Let $\mathbb F$ be an ordered field, and let $a,b,q,r\in{\mathbb F}$ with $a \lt b$. Let $f(x)=x^3+qx+r$.
Is it true that if $f(a)>0,f(b)>0$, and the discriminant $\Delta=-4p^3 - 27q^2$ of $f$ is negative, then $f(x)>0$ for any $x\in [a,b]$ ?
This property is true whenever $\mathbb F$ is a subfield of $\mathbb R$, because then we have IVT and the sign of $f'$ gives us the variations of $f$.

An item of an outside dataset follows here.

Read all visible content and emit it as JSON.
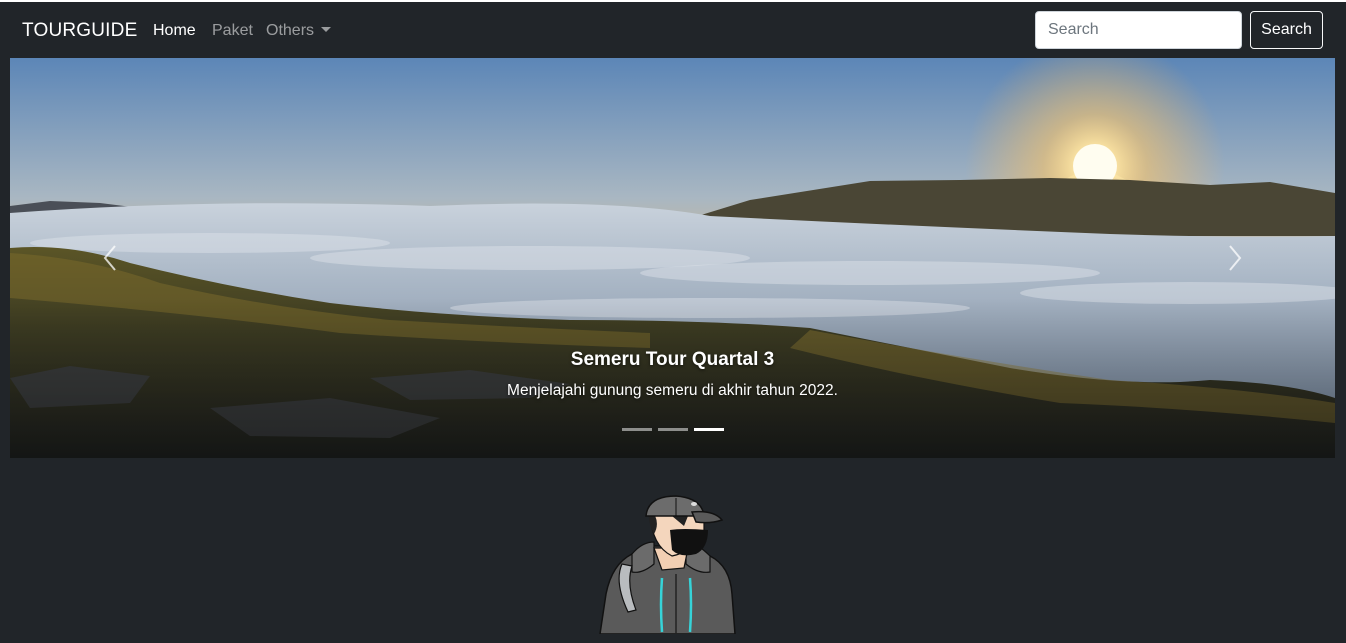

This holds in any ordered field. To prove it, you can pass to the real closure $K$ of $\mathbb{F}$. Since the discriminant is negative, $f(x)$ has at most one root in any ordered field extending $\mathbb{F}$, and in particular has only one root in $K$. Moreover, $f(x)\to\pm\infty$ as $x\to\pm\infty$. Real-closed fields satisfy the intermediate value theorem for polynomials, and so it follows that $f(x)$ must be positive for every $c\in K$ between $a$ and $b$. (Alternatively, to use a sledgehammer, real-closed fields are elementarily equivalent to $\mathbb{R}$ and your question is first-order, so since it holds for $\mathbb{R}$ it holds for any real-closed field.)